Operator Theory-Driven Autoformulation of MDPs for Control of Queueing Systems

Autoformulation is an emerging field that uses large language models (LLMs) to translate natural-language descriptions of decision-making problems into formal mathematical formulations. Existing works have focused on autoformulating mathematical optimization problems for $\textit{one-shot}$ decision-making. However, many real-world decision-making problems are $\textit{sequential}$, best modeled as $\textit{Markov decision processes}$ (MDPs). MDPs introduce unique challenges for autoformulation, including a significantly larger formulation search space, and for computing and interpreting the optimal policy. In this work, we address these challenges in the context of queueing problems---central to domains such as healthcare and logistics---which often require substantial technical expertise to formulate correctly. We propose a novel operator-theoretic autoformulation framework using LLMs. Our approach captures the underlying decision structure of queueing problems through constructing the Bellman equation as a graph of $\textit{operators}$, where each operator is an $\textit{interpretable}$ transformation of the value function corresponding to certain $\textit{event}$ (e.g., arrival, departure, routing).
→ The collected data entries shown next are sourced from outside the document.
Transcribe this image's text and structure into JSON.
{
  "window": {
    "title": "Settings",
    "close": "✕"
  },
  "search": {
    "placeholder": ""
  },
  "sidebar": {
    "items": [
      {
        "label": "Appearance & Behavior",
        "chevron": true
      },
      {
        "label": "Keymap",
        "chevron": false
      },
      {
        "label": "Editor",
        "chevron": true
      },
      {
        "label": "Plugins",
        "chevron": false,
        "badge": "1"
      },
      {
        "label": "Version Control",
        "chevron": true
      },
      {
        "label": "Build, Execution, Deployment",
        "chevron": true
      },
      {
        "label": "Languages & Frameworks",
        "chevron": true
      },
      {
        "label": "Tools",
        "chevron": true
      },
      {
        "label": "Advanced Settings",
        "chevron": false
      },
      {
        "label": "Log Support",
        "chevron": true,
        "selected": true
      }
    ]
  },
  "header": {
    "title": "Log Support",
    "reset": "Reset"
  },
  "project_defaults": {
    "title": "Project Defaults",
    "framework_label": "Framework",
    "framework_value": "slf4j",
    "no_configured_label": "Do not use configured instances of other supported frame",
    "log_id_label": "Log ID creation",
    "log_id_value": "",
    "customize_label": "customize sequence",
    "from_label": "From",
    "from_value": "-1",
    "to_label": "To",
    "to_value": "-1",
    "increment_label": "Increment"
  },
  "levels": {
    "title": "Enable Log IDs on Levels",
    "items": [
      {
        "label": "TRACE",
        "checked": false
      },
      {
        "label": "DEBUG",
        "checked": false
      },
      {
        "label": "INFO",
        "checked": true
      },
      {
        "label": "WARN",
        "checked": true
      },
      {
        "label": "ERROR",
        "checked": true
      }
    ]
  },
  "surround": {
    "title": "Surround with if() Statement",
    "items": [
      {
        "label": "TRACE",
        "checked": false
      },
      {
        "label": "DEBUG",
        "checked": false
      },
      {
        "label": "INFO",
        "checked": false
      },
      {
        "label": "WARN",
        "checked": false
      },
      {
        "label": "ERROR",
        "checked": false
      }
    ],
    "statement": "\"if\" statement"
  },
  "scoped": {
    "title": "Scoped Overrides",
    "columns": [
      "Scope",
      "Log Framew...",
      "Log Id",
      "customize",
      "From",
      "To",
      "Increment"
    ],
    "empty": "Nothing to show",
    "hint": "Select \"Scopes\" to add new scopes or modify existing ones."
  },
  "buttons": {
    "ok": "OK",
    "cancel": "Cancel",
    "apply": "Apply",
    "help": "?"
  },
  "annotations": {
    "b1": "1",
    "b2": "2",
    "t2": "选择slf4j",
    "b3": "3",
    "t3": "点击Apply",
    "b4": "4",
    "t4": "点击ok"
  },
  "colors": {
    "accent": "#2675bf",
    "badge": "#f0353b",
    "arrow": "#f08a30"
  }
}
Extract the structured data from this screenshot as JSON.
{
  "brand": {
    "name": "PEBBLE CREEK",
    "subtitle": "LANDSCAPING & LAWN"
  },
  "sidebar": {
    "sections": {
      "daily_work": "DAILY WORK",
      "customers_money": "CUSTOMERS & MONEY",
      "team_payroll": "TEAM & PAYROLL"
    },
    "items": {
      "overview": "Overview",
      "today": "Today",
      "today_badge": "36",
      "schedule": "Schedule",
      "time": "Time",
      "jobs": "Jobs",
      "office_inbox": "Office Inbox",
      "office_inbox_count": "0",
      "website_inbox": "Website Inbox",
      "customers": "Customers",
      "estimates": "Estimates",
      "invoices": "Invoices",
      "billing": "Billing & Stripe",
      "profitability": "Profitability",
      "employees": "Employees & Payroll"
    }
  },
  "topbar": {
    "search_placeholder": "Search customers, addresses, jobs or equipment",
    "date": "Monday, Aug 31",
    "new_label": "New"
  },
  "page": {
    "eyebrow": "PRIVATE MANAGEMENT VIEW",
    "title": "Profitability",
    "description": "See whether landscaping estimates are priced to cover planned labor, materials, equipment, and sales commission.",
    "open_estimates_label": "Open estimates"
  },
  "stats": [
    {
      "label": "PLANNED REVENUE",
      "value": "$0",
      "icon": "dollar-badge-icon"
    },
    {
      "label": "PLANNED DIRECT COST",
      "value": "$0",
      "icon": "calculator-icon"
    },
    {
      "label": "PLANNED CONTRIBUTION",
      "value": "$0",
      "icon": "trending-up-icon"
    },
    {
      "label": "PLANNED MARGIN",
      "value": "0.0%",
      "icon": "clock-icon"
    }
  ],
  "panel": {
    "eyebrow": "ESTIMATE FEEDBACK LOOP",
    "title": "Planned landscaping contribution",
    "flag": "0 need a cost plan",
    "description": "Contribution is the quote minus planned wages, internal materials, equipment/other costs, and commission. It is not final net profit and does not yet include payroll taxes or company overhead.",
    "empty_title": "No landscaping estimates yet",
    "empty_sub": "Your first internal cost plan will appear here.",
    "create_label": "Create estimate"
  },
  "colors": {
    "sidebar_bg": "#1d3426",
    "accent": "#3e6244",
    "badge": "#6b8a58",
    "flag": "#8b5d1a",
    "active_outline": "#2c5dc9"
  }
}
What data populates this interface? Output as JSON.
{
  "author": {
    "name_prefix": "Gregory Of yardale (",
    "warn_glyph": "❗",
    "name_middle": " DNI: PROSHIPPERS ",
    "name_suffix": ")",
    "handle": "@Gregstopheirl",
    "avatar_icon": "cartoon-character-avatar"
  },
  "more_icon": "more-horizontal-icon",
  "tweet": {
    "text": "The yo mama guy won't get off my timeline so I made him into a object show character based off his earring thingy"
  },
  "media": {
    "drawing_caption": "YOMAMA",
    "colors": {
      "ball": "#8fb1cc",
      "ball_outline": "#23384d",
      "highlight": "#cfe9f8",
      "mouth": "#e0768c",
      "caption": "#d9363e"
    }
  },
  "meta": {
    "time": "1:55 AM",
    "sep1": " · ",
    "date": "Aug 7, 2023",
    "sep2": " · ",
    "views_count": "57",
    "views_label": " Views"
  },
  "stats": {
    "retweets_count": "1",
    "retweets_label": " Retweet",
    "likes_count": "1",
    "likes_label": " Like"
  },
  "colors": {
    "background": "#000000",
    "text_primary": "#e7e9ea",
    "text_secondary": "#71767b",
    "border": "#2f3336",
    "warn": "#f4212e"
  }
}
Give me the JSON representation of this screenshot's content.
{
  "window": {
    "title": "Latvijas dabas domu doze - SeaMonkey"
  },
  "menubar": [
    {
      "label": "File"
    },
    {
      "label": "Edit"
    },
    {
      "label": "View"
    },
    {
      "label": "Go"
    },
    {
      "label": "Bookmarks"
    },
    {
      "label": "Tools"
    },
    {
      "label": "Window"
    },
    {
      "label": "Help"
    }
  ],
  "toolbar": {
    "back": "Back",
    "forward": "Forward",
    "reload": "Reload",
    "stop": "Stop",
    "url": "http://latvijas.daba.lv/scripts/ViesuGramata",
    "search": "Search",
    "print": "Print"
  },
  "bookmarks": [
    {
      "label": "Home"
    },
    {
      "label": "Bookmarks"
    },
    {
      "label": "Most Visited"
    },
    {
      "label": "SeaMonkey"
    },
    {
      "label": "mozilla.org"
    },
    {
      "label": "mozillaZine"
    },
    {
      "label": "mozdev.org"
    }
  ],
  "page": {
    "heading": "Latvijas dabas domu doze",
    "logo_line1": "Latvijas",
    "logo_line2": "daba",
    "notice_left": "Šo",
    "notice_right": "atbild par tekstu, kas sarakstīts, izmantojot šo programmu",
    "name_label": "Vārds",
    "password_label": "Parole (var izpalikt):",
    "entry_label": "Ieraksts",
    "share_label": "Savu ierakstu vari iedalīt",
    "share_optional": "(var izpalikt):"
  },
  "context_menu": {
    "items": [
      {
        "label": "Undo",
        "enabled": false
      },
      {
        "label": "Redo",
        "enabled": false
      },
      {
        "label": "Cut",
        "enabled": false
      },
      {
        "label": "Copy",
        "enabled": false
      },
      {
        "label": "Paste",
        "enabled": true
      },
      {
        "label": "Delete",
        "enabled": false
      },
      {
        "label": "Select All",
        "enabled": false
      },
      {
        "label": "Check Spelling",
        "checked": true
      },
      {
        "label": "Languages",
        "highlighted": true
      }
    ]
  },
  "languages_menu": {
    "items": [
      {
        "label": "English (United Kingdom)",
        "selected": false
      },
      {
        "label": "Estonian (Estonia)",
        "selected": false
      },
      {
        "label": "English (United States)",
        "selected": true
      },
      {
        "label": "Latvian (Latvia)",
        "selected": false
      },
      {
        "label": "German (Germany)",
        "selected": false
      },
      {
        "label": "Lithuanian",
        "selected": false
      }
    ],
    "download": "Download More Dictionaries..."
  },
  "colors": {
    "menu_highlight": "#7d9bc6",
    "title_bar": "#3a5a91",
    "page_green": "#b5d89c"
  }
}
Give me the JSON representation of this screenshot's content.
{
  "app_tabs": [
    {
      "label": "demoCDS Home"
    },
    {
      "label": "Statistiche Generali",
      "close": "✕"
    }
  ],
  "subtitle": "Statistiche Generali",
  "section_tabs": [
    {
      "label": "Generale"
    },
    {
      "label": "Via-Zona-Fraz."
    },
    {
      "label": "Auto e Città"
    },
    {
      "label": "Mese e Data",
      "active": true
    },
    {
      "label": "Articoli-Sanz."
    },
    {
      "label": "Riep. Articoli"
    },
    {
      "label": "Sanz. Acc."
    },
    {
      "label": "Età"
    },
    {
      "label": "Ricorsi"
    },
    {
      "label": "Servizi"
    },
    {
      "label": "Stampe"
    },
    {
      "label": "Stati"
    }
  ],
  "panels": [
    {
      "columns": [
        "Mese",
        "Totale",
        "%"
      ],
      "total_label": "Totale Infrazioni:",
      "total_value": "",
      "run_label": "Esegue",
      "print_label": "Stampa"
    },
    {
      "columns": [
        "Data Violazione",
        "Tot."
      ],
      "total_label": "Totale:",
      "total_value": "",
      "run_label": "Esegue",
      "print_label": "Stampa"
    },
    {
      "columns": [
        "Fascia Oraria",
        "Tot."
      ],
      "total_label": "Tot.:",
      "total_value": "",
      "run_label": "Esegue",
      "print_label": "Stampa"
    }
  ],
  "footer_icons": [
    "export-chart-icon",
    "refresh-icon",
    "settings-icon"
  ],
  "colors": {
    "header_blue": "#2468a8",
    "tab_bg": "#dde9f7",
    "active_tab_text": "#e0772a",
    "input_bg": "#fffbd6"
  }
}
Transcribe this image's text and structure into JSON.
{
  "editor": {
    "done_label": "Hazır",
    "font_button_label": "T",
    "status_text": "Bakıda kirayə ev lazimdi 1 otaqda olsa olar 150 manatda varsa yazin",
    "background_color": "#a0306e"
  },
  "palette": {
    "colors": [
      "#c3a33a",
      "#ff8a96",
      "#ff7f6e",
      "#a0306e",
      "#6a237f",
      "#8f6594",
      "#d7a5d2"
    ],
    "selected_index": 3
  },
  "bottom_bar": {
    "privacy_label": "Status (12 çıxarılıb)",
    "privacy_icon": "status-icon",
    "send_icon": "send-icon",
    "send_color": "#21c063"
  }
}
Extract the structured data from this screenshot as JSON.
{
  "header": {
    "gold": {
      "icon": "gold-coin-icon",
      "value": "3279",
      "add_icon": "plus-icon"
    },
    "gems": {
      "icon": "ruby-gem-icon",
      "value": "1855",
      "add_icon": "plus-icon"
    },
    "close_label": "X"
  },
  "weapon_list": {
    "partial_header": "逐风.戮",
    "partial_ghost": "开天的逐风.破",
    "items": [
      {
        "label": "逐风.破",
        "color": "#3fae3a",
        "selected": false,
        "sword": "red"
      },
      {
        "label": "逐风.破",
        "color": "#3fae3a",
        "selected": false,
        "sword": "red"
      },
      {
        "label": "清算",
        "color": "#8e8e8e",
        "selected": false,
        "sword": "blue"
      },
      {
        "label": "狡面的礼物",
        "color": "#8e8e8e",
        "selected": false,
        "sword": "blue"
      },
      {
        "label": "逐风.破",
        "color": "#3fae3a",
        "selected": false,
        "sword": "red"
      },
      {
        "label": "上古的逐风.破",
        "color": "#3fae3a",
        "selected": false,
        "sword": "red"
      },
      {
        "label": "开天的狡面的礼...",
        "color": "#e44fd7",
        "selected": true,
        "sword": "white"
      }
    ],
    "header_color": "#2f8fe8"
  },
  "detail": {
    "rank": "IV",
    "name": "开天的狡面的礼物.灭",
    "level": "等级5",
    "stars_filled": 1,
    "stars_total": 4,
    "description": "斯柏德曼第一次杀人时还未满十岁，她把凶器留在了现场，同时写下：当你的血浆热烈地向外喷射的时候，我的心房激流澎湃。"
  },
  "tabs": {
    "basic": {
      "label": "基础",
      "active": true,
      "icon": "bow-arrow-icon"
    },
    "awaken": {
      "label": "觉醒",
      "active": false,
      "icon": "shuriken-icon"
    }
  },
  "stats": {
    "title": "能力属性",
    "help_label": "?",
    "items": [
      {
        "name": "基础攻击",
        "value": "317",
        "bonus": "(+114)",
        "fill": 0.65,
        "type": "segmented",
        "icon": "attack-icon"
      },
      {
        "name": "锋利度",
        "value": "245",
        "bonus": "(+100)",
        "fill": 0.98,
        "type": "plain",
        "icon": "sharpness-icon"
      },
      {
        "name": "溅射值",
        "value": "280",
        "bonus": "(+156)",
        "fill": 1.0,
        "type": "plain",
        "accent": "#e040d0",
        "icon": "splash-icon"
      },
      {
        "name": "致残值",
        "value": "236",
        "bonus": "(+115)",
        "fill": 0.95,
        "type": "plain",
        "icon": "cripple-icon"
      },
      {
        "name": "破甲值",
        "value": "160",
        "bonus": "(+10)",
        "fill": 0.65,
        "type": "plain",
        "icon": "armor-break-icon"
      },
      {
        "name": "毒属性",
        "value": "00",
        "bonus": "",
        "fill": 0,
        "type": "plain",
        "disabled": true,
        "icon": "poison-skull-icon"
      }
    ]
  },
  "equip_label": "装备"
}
Theoretically, we prove a universal three-level operator-graph topology covering a broad class of MDPs, significantly shrinking the formulation search space. Algorithmically, we propose customized Monte Carlo tree search to build operator graphs while incorporating self-evaluation, solver feedback, and intermediate syntax checking for early assessment, and present a provably low-complexity algorithm that automatically identifies structures of the optimal policy (e.g., threshold-based), accelerating downstream solving. Numerical results demonstrate the effectiveness of our approach in formulating queueing problems and identifying structural results.